Andavano a trovare il bambino che avrebbe salvato il mondo dall’egoismo e dalla morte. Gli portavano in dono oro, incenso e mirra. “Vuol venire anche lei con noi?”. “Io?!” rispose Befana.. “No, no, non posso”. In realtà poteva ma non voleva. Non si era mai allontanata da casa. Tuttavia era contenta che il re glielo avesse chiesto. “Vuole che portiamo al Salvatore un dono anche da parte sua?”. Questa poi… Lei regalare qualcosa a qualcuno, per di più sconosciuto. Però le sembrò di fare troppo brutta figura a dire ancora di no. E durante la notte mise una delle sue calze, una sola, dove dormiva il re magio, con un biglietto: “per Gesù”.

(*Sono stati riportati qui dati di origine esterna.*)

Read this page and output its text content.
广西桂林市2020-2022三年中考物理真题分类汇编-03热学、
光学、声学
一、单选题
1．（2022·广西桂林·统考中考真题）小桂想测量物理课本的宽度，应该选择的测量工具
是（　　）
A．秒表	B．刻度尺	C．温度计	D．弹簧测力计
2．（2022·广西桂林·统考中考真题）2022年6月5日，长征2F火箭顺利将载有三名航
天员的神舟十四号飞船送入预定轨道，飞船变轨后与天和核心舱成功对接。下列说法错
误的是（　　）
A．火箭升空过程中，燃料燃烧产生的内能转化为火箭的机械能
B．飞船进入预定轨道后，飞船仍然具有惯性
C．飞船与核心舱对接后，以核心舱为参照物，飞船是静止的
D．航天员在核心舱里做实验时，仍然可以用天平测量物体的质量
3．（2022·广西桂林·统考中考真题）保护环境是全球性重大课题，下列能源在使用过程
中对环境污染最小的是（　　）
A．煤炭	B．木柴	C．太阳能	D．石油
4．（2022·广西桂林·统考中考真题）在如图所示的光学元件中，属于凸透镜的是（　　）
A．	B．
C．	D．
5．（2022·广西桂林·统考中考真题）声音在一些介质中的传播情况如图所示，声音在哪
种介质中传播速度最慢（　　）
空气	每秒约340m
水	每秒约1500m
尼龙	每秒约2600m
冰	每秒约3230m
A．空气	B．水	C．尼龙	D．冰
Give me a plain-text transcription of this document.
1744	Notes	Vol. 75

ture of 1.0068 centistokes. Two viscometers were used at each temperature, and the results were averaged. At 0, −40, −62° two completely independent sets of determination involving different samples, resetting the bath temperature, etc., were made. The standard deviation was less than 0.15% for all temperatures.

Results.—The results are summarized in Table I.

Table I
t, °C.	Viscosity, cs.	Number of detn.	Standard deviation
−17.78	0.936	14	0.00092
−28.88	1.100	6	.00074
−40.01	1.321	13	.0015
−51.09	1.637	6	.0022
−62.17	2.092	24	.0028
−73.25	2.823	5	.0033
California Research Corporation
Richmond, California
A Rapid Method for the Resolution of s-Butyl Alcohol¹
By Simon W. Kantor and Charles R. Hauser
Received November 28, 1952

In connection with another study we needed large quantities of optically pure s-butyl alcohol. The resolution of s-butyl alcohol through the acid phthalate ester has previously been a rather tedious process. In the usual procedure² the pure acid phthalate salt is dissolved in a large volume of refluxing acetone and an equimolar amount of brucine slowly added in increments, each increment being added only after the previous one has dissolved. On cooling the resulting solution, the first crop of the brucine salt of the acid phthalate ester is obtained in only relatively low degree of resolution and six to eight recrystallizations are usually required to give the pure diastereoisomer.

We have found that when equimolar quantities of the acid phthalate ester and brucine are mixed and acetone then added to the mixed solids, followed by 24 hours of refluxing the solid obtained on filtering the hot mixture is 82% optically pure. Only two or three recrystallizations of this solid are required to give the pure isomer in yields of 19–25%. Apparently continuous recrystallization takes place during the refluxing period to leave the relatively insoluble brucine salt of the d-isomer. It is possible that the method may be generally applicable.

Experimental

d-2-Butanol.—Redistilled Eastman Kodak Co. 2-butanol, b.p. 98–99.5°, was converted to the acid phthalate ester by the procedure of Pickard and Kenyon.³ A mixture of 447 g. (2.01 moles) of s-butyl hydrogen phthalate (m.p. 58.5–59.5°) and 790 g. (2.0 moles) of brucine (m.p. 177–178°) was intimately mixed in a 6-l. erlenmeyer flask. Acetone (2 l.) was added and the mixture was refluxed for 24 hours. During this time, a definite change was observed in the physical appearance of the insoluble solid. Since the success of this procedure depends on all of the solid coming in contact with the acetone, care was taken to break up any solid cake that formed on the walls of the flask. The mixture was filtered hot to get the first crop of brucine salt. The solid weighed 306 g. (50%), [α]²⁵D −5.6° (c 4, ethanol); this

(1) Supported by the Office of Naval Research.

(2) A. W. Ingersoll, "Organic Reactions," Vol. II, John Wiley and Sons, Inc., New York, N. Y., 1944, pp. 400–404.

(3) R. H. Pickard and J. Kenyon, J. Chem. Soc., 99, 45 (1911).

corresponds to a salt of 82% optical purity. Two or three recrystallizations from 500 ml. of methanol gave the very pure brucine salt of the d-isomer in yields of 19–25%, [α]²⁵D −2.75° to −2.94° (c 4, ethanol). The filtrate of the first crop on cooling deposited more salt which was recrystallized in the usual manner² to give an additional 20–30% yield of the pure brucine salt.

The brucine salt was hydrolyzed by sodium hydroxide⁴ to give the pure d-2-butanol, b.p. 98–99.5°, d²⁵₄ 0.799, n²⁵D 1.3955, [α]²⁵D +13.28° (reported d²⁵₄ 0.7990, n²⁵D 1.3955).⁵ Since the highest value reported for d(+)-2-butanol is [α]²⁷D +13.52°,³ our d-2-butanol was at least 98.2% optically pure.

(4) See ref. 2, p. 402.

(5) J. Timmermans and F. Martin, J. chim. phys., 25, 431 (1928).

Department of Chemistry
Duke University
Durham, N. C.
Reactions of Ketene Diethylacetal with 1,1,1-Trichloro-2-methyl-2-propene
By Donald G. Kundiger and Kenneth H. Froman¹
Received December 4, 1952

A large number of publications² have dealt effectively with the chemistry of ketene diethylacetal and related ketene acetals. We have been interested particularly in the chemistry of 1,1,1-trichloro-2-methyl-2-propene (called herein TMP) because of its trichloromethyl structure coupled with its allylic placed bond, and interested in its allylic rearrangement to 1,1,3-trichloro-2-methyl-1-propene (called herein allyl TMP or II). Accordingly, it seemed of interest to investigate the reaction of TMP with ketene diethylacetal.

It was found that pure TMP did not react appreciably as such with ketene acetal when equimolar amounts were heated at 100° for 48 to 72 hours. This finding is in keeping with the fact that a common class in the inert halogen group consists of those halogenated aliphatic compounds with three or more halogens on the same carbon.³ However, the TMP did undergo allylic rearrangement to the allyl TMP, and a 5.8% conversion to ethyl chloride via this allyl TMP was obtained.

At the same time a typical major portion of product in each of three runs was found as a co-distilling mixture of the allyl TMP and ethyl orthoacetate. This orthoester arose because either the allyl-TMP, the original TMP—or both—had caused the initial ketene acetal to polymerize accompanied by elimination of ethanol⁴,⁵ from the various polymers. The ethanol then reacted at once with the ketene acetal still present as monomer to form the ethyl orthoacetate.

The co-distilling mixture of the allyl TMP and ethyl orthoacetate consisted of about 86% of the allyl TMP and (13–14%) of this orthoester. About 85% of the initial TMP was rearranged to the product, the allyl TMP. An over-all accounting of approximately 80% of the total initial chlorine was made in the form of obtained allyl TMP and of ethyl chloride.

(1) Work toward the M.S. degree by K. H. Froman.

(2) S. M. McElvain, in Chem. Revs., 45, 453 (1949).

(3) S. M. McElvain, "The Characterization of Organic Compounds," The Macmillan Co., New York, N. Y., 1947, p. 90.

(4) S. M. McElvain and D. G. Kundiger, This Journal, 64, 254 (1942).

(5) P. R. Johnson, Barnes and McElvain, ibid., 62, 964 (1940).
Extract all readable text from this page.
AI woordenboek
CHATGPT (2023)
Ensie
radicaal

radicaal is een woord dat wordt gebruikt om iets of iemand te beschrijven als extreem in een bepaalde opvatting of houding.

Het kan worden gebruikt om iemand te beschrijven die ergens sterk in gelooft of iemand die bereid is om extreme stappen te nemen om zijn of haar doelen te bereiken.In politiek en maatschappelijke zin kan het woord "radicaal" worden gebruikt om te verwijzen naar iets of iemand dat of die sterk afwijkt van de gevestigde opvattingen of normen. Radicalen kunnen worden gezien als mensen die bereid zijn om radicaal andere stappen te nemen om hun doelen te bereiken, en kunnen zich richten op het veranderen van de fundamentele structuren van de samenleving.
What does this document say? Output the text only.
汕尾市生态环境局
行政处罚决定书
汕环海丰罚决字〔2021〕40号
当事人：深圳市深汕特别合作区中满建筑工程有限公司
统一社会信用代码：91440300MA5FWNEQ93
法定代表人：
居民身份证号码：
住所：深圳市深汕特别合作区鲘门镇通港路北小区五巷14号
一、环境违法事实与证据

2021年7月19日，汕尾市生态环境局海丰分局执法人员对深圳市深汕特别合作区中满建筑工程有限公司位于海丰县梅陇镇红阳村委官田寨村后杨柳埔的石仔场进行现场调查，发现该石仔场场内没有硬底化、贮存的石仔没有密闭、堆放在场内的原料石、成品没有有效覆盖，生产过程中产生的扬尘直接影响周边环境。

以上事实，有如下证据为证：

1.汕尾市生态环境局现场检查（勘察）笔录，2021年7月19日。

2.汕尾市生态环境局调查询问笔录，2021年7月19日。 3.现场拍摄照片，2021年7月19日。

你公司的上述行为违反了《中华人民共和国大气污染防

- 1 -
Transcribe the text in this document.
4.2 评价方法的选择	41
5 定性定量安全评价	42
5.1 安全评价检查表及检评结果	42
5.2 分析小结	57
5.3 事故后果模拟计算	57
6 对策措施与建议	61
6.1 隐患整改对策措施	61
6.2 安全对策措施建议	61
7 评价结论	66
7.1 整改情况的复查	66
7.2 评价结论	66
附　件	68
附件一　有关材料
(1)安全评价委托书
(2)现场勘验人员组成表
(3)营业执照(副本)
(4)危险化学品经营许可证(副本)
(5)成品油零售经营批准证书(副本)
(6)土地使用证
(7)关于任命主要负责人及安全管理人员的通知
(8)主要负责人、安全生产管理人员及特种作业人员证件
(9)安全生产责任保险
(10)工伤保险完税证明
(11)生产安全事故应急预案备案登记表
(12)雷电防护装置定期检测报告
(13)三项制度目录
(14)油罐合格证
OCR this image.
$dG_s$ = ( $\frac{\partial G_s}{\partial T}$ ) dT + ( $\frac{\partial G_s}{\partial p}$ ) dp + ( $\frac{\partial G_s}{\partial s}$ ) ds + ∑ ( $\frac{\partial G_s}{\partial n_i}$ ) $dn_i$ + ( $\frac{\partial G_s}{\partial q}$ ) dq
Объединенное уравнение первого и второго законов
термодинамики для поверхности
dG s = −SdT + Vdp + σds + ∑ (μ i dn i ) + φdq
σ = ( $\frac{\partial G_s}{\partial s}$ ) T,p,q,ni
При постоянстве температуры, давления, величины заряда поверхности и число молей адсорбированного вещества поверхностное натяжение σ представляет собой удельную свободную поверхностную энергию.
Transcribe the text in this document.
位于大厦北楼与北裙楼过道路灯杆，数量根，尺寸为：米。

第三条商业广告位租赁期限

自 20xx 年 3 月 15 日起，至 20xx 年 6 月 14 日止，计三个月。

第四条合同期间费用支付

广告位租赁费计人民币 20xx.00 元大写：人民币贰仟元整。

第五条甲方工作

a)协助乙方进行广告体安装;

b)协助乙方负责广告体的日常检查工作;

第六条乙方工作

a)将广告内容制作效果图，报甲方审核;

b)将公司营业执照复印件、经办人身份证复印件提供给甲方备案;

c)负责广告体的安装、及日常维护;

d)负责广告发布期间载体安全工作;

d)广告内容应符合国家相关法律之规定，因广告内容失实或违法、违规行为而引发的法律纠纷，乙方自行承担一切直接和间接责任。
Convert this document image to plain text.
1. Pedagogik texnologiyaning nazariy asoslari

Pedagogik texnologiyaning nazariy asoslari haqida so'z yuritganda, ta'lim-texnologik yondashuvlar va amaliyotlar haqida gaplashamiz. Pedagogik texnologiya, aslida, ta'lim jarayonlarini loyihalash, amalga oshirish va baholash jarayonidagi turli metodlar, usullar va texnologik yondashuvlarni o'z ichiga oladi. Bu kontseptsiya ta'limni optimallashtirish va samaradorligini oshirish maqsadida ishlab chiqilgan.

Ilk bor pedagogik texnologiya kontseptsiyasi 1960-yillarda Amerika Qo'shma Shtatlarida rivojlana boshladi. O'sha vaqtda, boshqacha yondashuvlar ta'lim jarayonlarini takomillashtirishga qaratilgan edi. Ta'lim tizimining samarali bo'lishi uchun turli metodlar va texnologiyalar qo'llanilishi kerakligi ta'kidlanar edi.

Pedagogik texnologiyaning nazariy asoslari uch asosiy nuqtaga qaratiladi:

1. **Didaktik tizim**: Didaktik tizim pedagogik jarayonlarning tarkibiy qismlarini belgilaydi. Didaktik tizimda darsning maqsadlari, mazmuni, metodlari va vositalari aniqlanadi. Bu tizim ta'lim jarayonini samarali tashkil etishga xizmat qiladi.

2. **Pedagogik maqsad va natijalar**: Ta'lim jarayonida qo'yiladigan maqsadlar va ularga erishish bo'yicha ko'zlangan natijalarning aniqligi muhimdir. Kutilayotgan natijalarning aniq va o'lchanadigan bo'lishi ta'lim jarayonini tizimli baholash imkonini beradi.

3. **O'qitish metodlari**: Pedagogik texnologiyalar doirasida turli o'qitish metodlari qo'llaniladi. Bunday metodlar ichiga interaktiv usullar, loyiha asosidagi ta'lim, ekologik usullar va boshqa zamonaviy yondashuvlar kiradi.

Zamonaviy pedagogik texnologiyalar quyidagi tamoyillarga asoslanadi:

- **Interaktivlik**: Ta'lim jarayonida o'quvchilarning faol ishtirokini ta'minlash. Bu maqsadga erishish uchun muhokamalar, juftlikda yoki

La mattina, all’alba, finse di essere ancora addormentata e aspettò che il re magio uscisse per riprendere il suo viaggio. Era già troppo in imbarazzo per sostenere un’altra, seppur breve, conversazione. Passarono trent’anni. Befana ne aveva appena compiuti cento. Era sempre sola, ma non più cattiva. Quella visita inaspettata, la sera prima del sei gennaio, l’aveva profondamente cambiata. Anche la gente del villaggio nel frattempo aveva cominciato a bussare alla sua porta. Dapprima per sapere cosa le avesse detto il re, poi pian piano per aiutarla a fare da mangiare e a pulire casa, visto che lei aveva un tale mal di schiena che quasi non si muoveva più. E a ciascuno che veniva, Befana cominciò a regalare una calza. Erano belle le sue calze, erano fatte bene, erano calde. Befana aveva cominciato anche a sorridere quando ne regalava una, e perciò non era più così brutta, era diventata perfino simpatica.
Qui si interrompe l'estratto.